Diluted EPS were 61.3% lower at US$1.06, which included US$1.15 per diluted share from the impairment charge and US$0.21 per share in restructuring costs, but eased partly by a gain of US$0.27 per diluted share from favourable tax resolutions during 2010. Without these adjustments, full-year EPS would have been US$2.15 compared with US$2.60 one year earlier.

Net revenues for 2010 were US$1,925.6 million, an increase of 3.1% on the previous year.

Early/Late Development

In Covance’s Early Development segment, the Q4 picture was markedly better than in the third quarter, when the business recorded an operating loss of US$98.5 million after levying the US$119.2 million impairment charge to absorb an excess of the carrying value of US facilities in Chandler and Manassas over their estimated fair market value.

In the latest quarter, operating income for the Early Development segment was US$21.1 million (including restructuring costs of US$5.4 million), 8.3% lower than in the same quarter of 2009. Net revenues were up by 8.6% to US$220.6 million.

In Late-Stage Development, operating income fell by 25.4% to USE$47.6 million in the fourth quarter, which included restructuring costs of US$7.1 million. Revenues were also down, by 3.9% year on year to US$270.9 million.

Brighter spots

Among the brighter spots last year, Herring pointed to the strategic alliance with sanofi-aventis announced in October, which helped to drive annual backlog growth of 27%, and a significant improvement in Covance’s cost structure.

Fourth-quarter highlights included a sequential increase of 3.0% in net revenues; the aforementioned increase in operating margin (ignoring charges) from quarter to quarter, reaching 9.6% in Q4; and sequential growth of 130 basis points to 12.0% in the pro forma operating margin of the Early Development segment.

This last achievement reflected two months of results from Covance’s new sites in Porcheville, France and Alnwick, UK, as well as “modest improvement” in toxicology from a depressed level in the third quarter.

Solid fourth-quarter business awards in Late-Stage Development led to adjusted net orders of $603 million, representing an adjusted book-to-bill ratio of 1.23 to 1, Herring noted. Backlog as of 31 December 2010 was US$6.2 billion, compared with US$6.0 billion at 30 September 2010 and US$4.87 billion at 31 December 2009.

Also signed in the fourth quarter, but not included in the adjusted net orders, was a US$125 million expansion and extension of an existing dedicated-space toxicology agreement from “a top ten pharmaceutical client”, Herring added.

Q1 forecast

Covance is expecting a “slight increase” in net revenues for the first quarter of 2011 compared with Q4 2010, largely reflecting higher levels of business under the alliance with sanofi-aventis.

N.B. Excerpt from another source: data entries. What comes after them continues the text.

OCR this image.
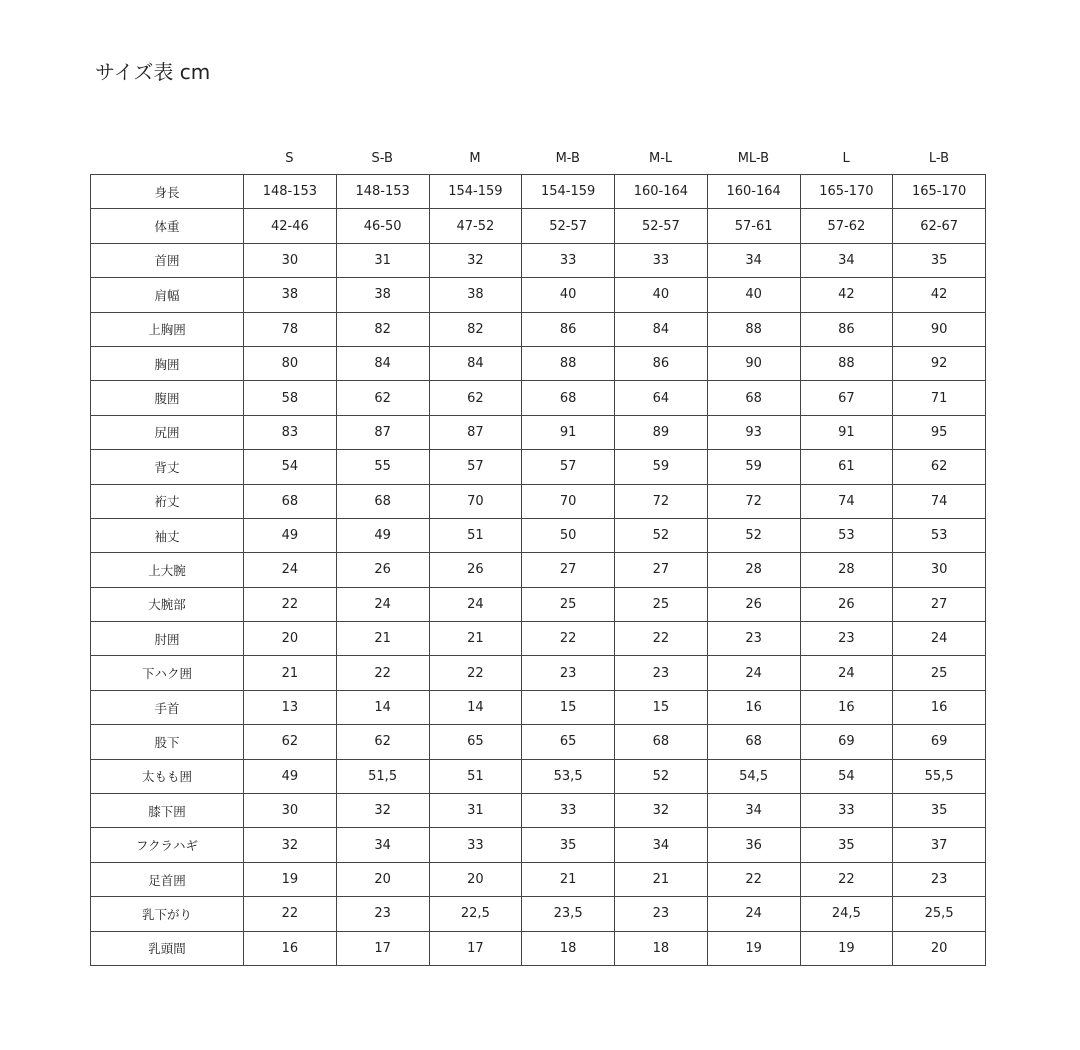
サイズ表 cm
S	S-B	M	M-B	M-L	ML-B	L	L-B
身長	148-153	148-153	154-159	154-159	160-164	160-164	165-170	165-170
体重	42-46	46-50	47-52	52-57	52-57	57-61	57-62	62-67
首囲	30	31	32	33	33	34	34	35
肩幅	38	38	38	40	40	40	42	42
上胸囲	78	82	82	86	84	88	86	90
胸囲	80	84	84	88	86	90	88	92
腹囲	58	62	62	68	64	68	67	71
尻囲	83	87	87	91	89	93	91	95
背丈	54	55	57	57	59	59	61	62
裄丈	68	68	70	70	72	72	74	74
袖丈	49	49	51	50	52	52	53	53
上大腕	24	26	26	27	27	28	28	30
大腕部	22	24	24	25	25	26	26	27
肘囲	20	21	21	22	22	23	23	24
下ハク囲	21	22	22	23	23	24	24	25
手首	13	14	14	15	15	16	16	16
股下	62	62	65	65	68	68	69	69
太もも囲	49	51,5	51	53,5	52	54,5	54	55,5
膝下囲	30	32	31	33	32	34	33	35
フクラハギ	32	34	33	35	34	36	35	37
足首囲	19	20	20	21	21	22	22	23
乳下がり	22	23	22,5	23,5	23	24	24,5	25,5
乳頭間	16	17	17	18	18	19	19	20
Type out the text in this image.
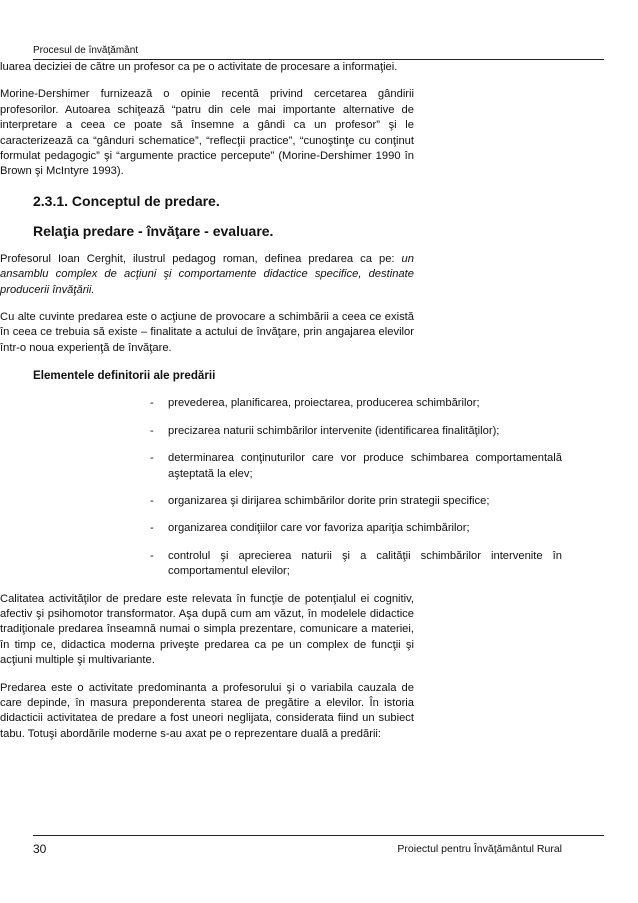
Procesul de învăţământ

luarea deciziei de către un profesor ca pe o activitate de procesare a informaţiei.

Morine-Dershimer furnizează o opinie recentă privind cercetarea gândirii profesorilor. Autoarea schiţează “patru din cele mai importante alternative de interpretare a ceea ce poate să însemne a gândi ca un profesor” şi le caracterizează ca “gânduri schematice”, “reflecţii practice”, “cunoştinţe cu conţinut formulat pedagogic” şi “argumente practice percepute” (Morine-Dershimer 1990 în Brown şi McIntyre 1993).

2.3.1. Conceptul de predare.
Relaţia predare - învăţare - evaluare.

Profesorul Ioan Cerghit, ilustrul pedagog roman, definea predarea ca pe: un ansamblu complex de acţiuni şi comportamente didactice specifice, destinate producerii învăţării.

Cu alte cuvinte predarea este o acţiune de provocare a schimbării a ceea ce există în ceea ce trebuia să existe – finalitate a actului de învăţare, prin angajarea elevilor într-o noua experienţă de învăţare.

Elementele definitorii ale predării
- prevederea, planificarea, proiectarea, producerea schimbărilor;
- precizarea naturii schimbărilor intervenite (identificarea finalităţilor);
- determinarea conţinuturilor care vor produce schimbarea comportamentală aşteptată la elev;
- organizarea şi dirijarea schimbărilor dorite prin strategii specifice;
- organizarea condiţiilor care vor favoriza apariţia schimbărilor;
- controlul şi aprecierea naturii şi a calităţii schimbărilor intervenite în comportamentul elevilor;

Calitatea activităţilor de predare este relevata în funcţie de potenţialul ei cognitiv, afectiv şi psihomotor transformator. Aşa după cum am văzut, în modelele didactice tradiţionale predarea înseamnă numai o simpla prezentare, comunicare a materiei, în timp ce, didactica moderna priveşte predarea ca pe un complex de funcţii şi acţiuni multiple şi multivariante.

Predarea este o activitate predominanta a profesorului şi o variabila cauzala de care depinde, în masura preponderenta starea de pregătire a elevilor. În istoria didacticii activitatea de predare a fost uneori neglijata, considerata fiind un subiect tabu. Totuşi abordările moderne s-au axat pe o reprezentare duală a predării:

30	Proiectul pentru Învăţământul Rural
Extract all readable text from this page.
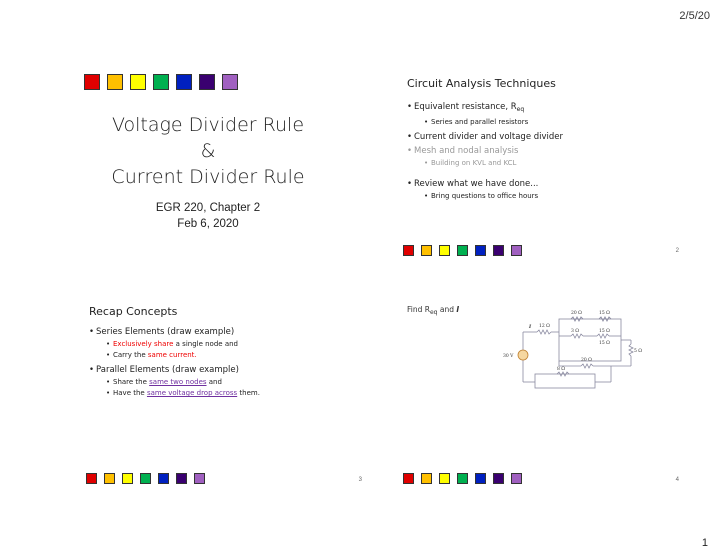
2/5/20
1
Voltage Divider Rule
&
Current Divider Rule
EGR 220, Chapter 2
Feb 6, 2020
Circuit Analysis Techniques
• Equivalent resistance, $R_{eq}$
• Series and parallel resistors
• Current divider and voltage divider
• Mesh and nodal analysis
• Building on KVL and KCL
• Review what we have done...
• Bring questions to office hours
2
Recap Concepts
• Series Elements (draw example)
• Exclusively share a single node and
• Carry the same current.
• Parallel Elements (draw example)
• Share the same two nodes and
• Have the same voltage drop across them.
3
Find $R_{eq}$ and I
30 V
I 12 Ω
20 Ω	15 Ω
3 Ω	15 Ω
15 Ω
5 Ω
20 Ω
8 Ω
4
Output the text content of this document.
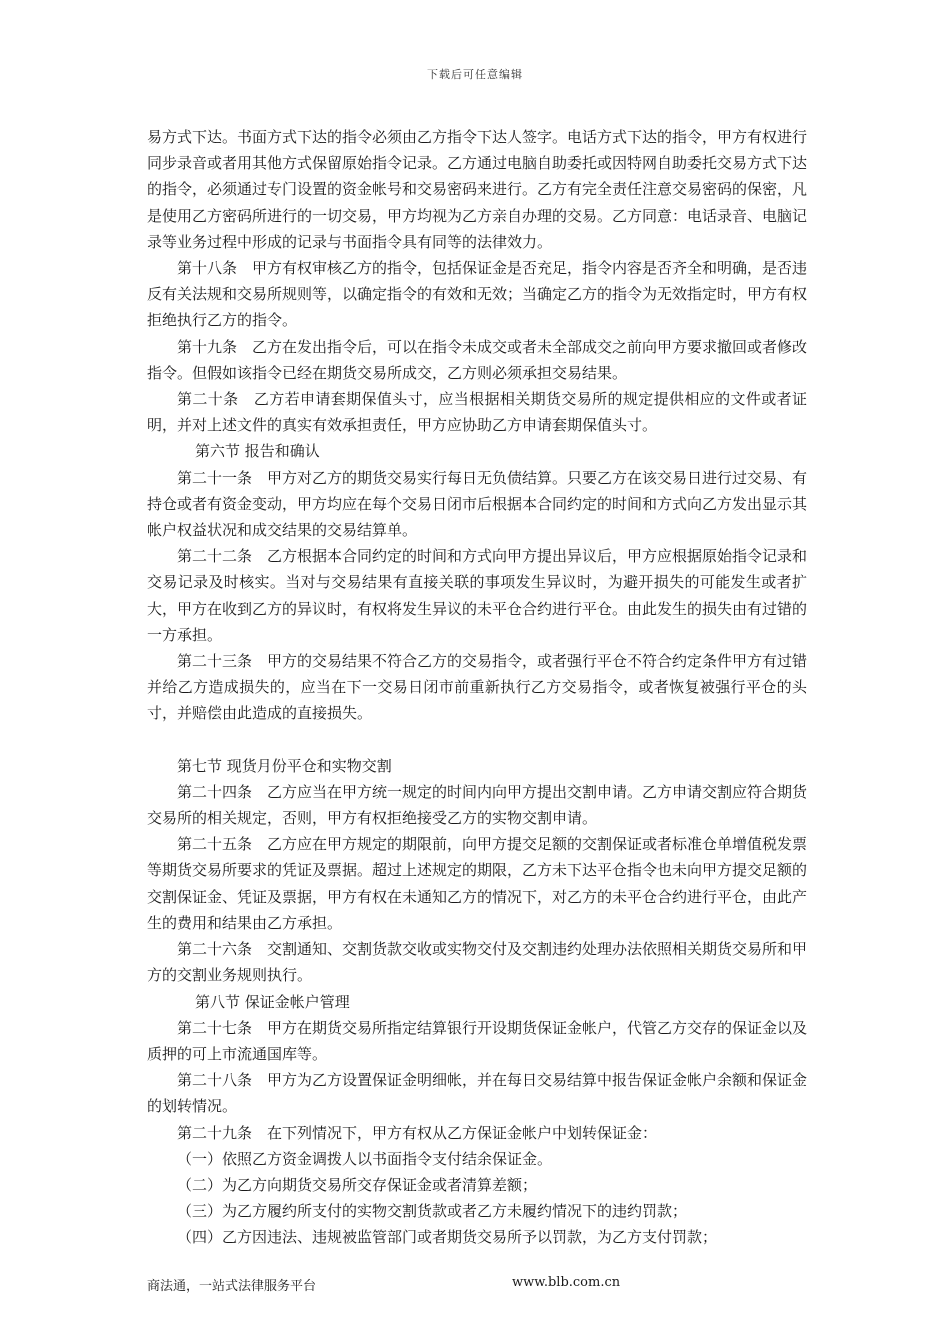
下载后可任意编辑

易方式下达。书面方式下达的指令必须由乙方指令下达人签字。电话方式下达的指令，甲方有权进行同步录音或者用其他方式保留原始指令记录。乙方通过电脑自助委托或因特网自助委托交易方式下达的指令，必须通过专门设置的资金帐号和交易密码来进行。乙方有完全责任注意交易密码的保密，凡是使用乙方密码所进行的一切交易，甲方均视为乙方亲自办理的交易。乙方同意：电话录音、电脑记录等业务过程中形成的记录与书面指令具有同等的法律效力。

第十八条　甲方有权审核乙方的指令，包括保证金是否充足，指令内容是否齐全和明确，是否违反有关法规和交易所规则等，以确定指令的有效和无效；当确定乙方的指令为无效指定时，甲方有权拒绝执行乙方的指令。

第十九条　乙方在发出指令后，可以在指令未成交或者未全部成交之前向甲方要求撤回或者修改指令。但假如该指令已经在期货交易所成交，乙方则必须承担交易结果。

第二十条　乙方若申请套期保值头寸，应当根据相关期货交易所的规定提供相应的文件或者证明，并对上述文件的真实有效承担责任，甲方应协助乙方申请套期保值头寸。

第六节 报告和确认

第二十一条　甲方对乙方的期货交易实行每日无负债结算。只要乙方在该交易日进行过交易、有持仓或者有资金变动，甲方均应在每个交易日闭市后根据本合同约定的时间和方式向乙方发出显示其帐户权益状况和成交结果的交易结算单。

第二十二条　乙方根据本合同约定的时间和方式向甲方提出异议后，甲方应根据原始指令记录和交易记录及时核实。当对与交易结果有直接关联的事项发生异议时，为避开损失的可能发生或者扩大，甲方在收到乙方的异议时，有权将发生异议的未平仓合约进行平仓。由此发生的损失由有过错的一方承担。

第二十三条　甲方的交易结果不符合乙方的交易指令，或者强行平仓不符合约定条件甲方有过错并给乙方造成损失的，应当在下一交易日闭市前重新执行乙方交易指令，或者恢复被强行平仓的头寸，并赔偿由此造成的直接损失。

第七节 现货月份平仓和实物交割

第二十四条　乙方应当在甲方统一规定的时间内向甲方提出交割申请。乙方申请交割应符合期货交易所的相关规定，否则，甲方有权拒绝接受乙方的实物交割申请。

第二十五条　乙方应在甲方规定的期限前，向甲方提交足额的交割保证或者标准仓单增值税发票等期货交易所要求的凭证及票据。超过上述规定的期限，乙方未下达平仓指令也未向甲方提交足额的交割保证金、凭证及票据，甲方有权在未通知乙方的情况下，对乙方的未平仓合约进行平仓，由此产生的费用和结果由乙方承担。

第二十六条　交割通知、交割货款交收或实物交付及交割违约处理办法依照相关期货交易所和甲方的交割业务规则执行。

第八节 保证金帐户管理

第二十七条　甲方在期货交易所指定结算银行开设期货保证金帐户，代管乙方交存的保证金以及质押的可上市流通国库等。

第二十八条　甲方为乙方设置保证金明细帐，并在每日交易结算中报告保证金帐户余额和保证金的划转情况。

第二十九条　在下列情况下，甲方有权从乙方保证金帐户中划转保证金：

（一）依照乙方资金调拨人以书面指令支付结余保证金。

（二）为乙方向期货交易所交存保证金或者清算差额；

（三）为乙方履约所支付的实物交割货款或者乙方未履约情况下的违约罚款；

（四）乙方因违法、违规被监管部门或者期货交易所予以罚款，为乙方支付罚款；

商法通，一站式法律服务平台	www.blb.com.cn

Pro forma first-quarter earnings per share are projected to be in the range of US$0.56 to US$0.59, with incremental earnings from higher revenue levels, incremental sequential savings from the Q4 restructuring, and the impact of share repurchases offset by an increase of around US$0.05 per share in expenses “for incentive compensation accruals returning to normalised levels”, as well as by higher operating losses related to the transition of US services from Vienna, Virginia to Greenfield, Indiana.

Analysts polled by Thomson Reuters had pegged first-quarter earnings at US$0.65 per share.